La conquête de l’ouest américain n’a pas été une partie de plaisir pour les pionniers : conditions de vie difficiles, climats rugueux, famines, épidémies, attaques des tribus indiennes Beaucoup ont péri lors du voyage, d’autres en tentant d’exploiter leurs terres. Et pour les femmes et les enfants, c’était encore plus difficile…
Le nouveau film de Tommy Lee Jones, The Homesman, adapté du roman éponyme de Glendon Swarthout, débute en 1855, dans un village de pionniers du Nebraska où, suite à un hiver particulièrement rude, trois femmes sont devenues folles.
La première a perdu ses trois enfants à la suite, à cause d’une épidémie dévastatrice. La seconde a tué son bébé, issu d’un viol. La dernière est devenue hystérique après la mort de sa mère.

Le conseil du village, incapable de les gérer, décide de les confier à une institution religieuse dans l’Iowa, à des centaines de kilomètres de là. Les hommes étant trop lâches pour les escorter jusque là, Mary Bee Cuddy (Hilary Swank) décide de s’occuper du convoi.  En chemin, elle sauve de la pendaison George Biggs (Tommy Lee Jones), un type bourru et rustre qui a déserté la Cavalerie et mène, depuis, une vie de vagabondage. En échange, elle lui impose de l’escorter durant son trajet jusqu’en Iowa. Un voyage semé d’embûches, de dangers et d’imprévus, qui va profondément transformer le vieil homme.

Pour une fois, le mot “crépusculaire” associé au western n’est pas galvaudé. The Homesman est une oeuvre très rude, éprouvante, sèche et amère. On y voit des hommes et des femmes essayant de survivre aux multiple aléas de la vie dans l’Ouest sauvage, tentant vaille que vaille de s’accrocher à leur rêve américain en espérant fonder un foyer, une famille et prospérer. Mais, au bout du parcours, il n’y a le plus souvent que chagrin, folie et solitude. Et l’alcool ou la mort pour alléger les souffrances.

Ce qui commence comme un film d’aventures classique, articulé autour de l’affrontement de caractères de Mary Bee et George, l’idéaliste autoritaire et le vieil ours, et de péripéties attendues – fugue d’une des aliénées, rencontre avec une troupe d’indiens,… – bifurque brutalement à mi-parcours vers un récit beaucoup plus sombre, voire totalement désespéré, selon la façon d’appréhender le dénouement.

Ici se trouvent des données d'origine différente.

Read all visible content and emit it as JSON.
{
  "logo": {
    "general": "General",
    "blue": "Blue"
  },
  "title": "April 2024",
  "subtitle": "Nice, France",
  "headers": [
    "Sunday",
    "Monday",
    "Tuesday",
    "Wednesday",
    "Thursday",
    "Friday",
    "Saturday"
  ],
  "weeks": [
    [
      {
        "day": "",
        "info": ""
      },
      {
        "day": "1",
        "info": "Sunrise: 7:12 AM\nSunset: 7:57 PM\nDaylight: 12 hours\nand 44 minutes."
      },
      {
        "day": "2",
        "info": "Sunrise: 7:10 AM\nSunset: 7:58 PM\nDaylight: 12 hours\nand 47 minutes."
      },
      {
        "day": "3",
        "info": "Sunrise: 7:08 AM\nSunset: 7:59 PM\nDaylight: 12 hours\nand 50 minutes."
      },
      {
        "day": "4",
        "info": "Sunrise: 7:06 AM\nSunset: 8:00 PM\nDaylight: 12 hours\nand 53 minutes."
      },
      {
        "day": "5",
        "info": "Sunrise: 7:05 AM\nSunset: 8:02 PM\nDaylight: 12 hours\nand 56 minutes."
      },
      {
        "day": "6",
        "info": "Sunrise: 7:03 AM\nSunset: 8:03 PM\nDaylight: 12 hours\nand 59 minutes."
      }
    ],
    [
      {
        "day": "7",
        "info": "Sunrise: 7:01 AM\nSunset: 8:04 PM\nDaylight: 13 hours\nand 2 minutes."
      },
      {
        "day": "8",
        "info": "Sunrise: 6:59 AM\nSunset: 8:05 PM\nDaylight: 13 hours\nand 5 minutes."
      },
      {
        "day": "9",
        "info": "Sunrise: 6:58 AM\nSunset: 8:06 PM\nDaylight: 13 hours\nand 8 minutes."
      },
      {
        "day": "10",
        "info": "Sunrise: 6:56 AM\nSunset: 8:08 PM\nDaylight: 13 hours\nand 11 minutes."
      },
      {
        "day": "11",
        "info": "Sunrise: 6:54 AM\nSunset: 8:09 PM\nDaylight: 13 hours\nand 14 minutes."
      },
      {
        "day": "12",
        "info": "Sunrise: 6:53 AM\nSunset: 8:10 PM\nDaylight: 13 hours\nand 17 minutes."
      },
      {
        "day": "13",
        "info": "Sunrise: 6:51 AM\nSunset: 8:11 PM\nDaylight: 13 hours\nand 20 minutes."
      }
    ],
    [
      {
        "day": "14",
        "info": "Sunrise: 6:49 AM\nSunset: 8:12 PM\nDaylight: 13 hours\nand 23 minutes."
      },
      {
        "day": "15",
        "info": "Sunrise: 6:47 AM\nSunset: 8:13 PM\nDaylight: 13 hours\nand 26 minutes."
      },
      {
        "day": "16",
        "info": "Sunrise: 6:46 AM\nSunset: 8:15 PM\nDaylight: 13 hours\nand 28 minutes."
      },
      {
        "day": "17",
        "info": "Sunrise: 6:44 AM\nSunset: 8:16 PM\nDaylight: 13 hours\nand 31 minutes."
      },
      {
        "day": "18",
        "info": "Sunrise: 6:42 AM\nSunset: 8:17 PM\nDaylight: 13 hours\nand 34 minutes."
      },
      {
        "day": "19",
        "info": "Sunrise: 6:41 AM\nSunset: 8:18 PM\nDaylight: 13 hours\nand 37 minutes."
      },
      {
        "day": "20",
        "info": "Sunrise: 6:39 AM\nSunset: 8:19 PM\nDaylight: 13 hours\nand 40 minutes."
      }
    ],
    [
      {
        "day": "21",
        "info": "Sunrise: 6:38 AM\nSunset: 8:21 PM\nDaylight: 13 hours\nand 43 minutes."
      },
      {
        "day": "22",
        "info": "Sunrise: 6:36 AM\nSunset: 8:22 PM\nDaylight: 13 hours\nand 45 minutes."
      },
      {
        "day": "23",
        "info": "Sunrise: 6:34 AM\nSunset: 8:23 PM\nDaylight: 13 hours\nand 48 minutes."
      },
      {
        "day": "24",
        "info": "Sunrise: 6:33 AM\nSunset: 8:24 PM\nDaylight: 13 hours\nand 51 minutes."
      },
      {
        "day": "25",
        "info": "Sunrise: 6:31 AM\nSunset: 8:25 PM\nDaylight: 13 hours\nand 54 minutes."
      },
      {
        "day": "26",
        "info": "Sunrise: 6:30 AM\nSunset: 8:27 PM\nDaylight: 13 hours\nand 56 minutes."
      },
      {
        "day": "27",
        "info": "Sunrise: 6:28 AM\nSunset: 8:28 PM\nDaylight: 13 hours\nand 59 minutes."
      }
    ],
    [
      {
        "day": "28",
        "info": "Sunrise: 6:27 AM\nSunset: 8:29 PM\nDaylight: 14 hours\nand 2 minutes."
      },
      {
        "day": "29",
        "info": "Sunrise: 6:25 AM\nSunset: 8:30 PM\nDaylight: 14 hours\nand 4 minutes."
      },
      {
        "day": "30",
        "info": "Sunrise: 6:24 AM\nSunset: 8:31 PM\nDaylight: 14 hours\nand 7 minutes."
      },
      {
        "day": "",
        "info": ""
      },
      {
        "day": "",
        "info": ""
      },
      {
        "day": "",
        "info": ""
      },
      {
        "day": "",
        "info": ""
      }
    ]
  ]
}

En tout cas, la distance parcourue par les personnages est autant physique que psychologique. Chez Mary Bee, la femme forte, la confrontation avec les grands espaces et la folie provoque une cassure. Chez George, elle ravive une humanité et une foi en l’avenir profondément enfouies sous des couches épaisses de souvenirs sombres et d’images d’horreur guerrières. Il réalise qu’il est important d’avoir quelque chose à chérir et à protéger dans un monde aussi privé d’humanité, et qu’il fat servir de guide pour les plus faibles. C’est ce changement magnifique qui constitue le principal intérêt du film, qui lui confère une toute autre dimension que celle d’un banal film d’exploitation.

Trois enterrements nous avait appris que Tommy Lee Jones avait parfaitement intégré les codes et les traditions du western classique et était capable de les mettre au service d’un autre type de récit, plus intimiste. The Homesman  transforme parfaitement l’essai, avec une oeuvre encore plus forte et plus aboutie, dont la force dramatique et le féminisme prégnant auront pu toucher la présidente du jury, Jane Campion.